Luckily, things seem a little calmer this week, even if the FX boys still wince at mentions of Rio, so there's been the odd moment for chatting. Things have brightened up on the personal front ever since Olivier decided to believe the story - importantly, the true one - of how Jaap's watch found its way to my bedside table, and having clambered out of my pit of despair I'm able to notice what's happening around me.

Findlay, our resident mathematical genius, is normally a quiet type with an arid sense of humour, prone to making odd little comments in such a quiet voice that it takes a few seconds before you realise he's said anything at all, and a few seconds more before you realise how funny it is. I imagined he spent his spare time playing chess or writing computer code, but it seems I am wrong. For Findlay has taken up hang-gliding.

"It's excellent. You really should give it a go," he enthuses. "It's so peaceful up there. All this lot" - he waves at the screens around us - "seems very insignificant." Laura and I wince at each other.
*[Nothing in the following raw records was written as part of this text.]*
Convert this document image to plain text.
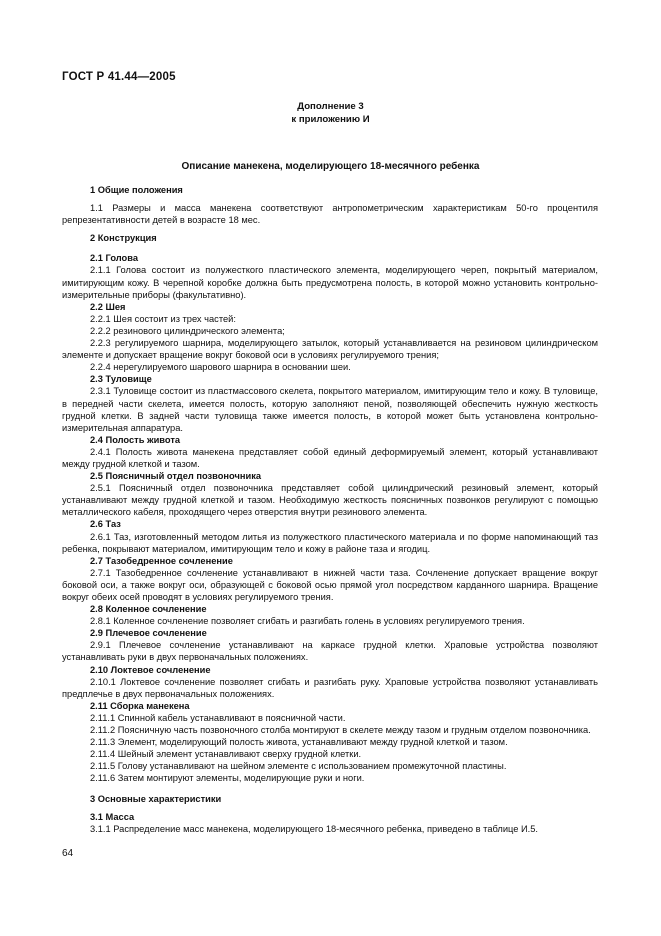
ГОСТ Р 41.44—2005
Дополнение 3
к приложению И
Описание манекена, моделирующего 18-месячного ребенка

1 Общие положения

1.1 Размеры и масса манекена соответствуют антропометрическим характеристикам 50-го процентиля репрезентативности детей в возрасте 18 мес.

2 Конструкция

2.1 Голова

2.1.1 Голова состоит из полужесткого пластического элемента, моделирующего череп, покрытый материалом, имитирующим кожу. В черепной коробке должна быть предусмотрена полость, в которой можно установить контрольно-измерительные приборы (факультативно).

2.2 Шея

2.2.1 Шея состоит из трех частей:

2.2.2 резинового цилиндрического элемента;

2.2.3 регулируемого шарнира, моделирующего затылок, который устанавливается на резиновом цилиндрическом элементе и допускает вращение вокруг боковой оси в условиях регулируемого трения;

2.2.4 нерегулируемого шарового шарнира в основании шеи.

2.3 Туловище

2.3.1 Туловище состоит из пластмассового скелета, покрытого материалом, имитирующим тело и кожу. В туловище, в передней части скелета, имеется полость, которую заполняют пеной, позволяющей обеспечить нужную жесткость грудной клетки. В задней части туловища также имеется полость, в которой может быть установлена контрольно-измерительная аппаратура.

2.4 Полость живота

2.4.1 Полость живота манекена представляет собой единый деформируемый элемент, который устанавливают между грудной клеткой и тазом.

2.5 Поясничный отдел позвоночника

2.5.1 Поясничный отдел позвоночника представляет собой цилиндрический резиновый элемент, который устанавливают между грудной клеткой и тазом. Необходимую жесткость поясничных позвонков регулируют с помощью металлического кабеля, проходящего через отверстия внутри резинового элемента.

2.6 Таз

2.6.1 Таз, изготовленный методом литья из полужесткого пластического материала и по форме напоминающий таз ребенка, покрывают материалом, имитирующим тело и кожу в районе таза и ягодиц.

2.7 Тазобедренное сочленение

2.7.1 Тазобедренное сочленение устанавливают в нижней части таза. Сочленение допускает вращение вокруг боковой оси, а также вокруг оси, образующей с боковой осью прямой угол посредством карданного шарнира. Вращение вокруг обеих осей проводят в условиях регулируемого трения.

2.8 Коленное сочленение

2.8.1 Коленное сочленение позволяет сгибать и разгибать голень в условиях регулируемого трения.

2.9 Плечевое сочленение

2.9.1 Плечевое сочленение устанавливают на каркасе грудной клетки. Храповые устройства позволяют устанавливать руки в двух первоначальных положениях.

2.10 Локтевое сочленение

2.10.1 Локтевое сочленение позволяет сгибать и разгибать руку. Храповые устройства позволяют устанавливать предплечье в двух первоначальных положениях.

2.11 Сборка манекена

2.11.1 Спинной кабель устанавливают в поясничной части.

2.11.2 Поясничную часть позвоночного столба монтируют в скелете между тазом и грудным отделом позвоночника.

2.11.3 Элемент, моделирующий полость живота, устанавливают между грудной клеткой и тазом.

2.11.4 Шейный элемент устанавливают сверху грудной клетки.

2.11.5 Голову устанавливают на шейном элементе с использованием промежуточной пластины.

2.11.6 Затем монтируют элементы, моделирующие руки и ноги.

3 Основные характеристики

3.1 Масса

3.1.1 Распределение масс манекена, моделирующего 18-месячного ребенка, приведено в таблице И.5.

64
The thought of hanging from a kite several hundred feet from the ground doesn't appeal much, and I'm surprised Findlay has taken it up. Then I remember it's practically compulsory these days for a single man with a City career to take up at least one life-threatening sport.

"I can't say I'm in any hurry to join in," I tell Laura. "I'd spend the whole time thinking about Icarus instead of `becoming one with the wind', as Findlay puts it."

"Except that Icarus flew too close to the sun," Laura replies. "This is Britain, remember. You'd be perfectly safe most of the year. Mind you, if you flew too close to Beachy Head, you'd probably find some distraught trader and that wouldn't be much fun." And we settle down to consider some of life's mysteries, such as why you'd work 14-hour, high-stress days so you could retire early and then risk all of it by taking up some dodgy activity like rappelling or hang-gliding.

"Adrenalin junkies," I say. "They get so hooked on the stuff because of work that they need more and more excitement outside as well. So they play heart-pounding computer games and throw themselves off mountains at any opportunity." We murmur sagely about how clever we are not to spend our money in such a rash way, when the head of trading appears round the corner on one of his rare visits.

"Findlay!" he yells. "You'll be joining us all hang-gliding again this weekend, I hope?" Laura and I look mournfully at each other. Dangerous sports: they're the new golf.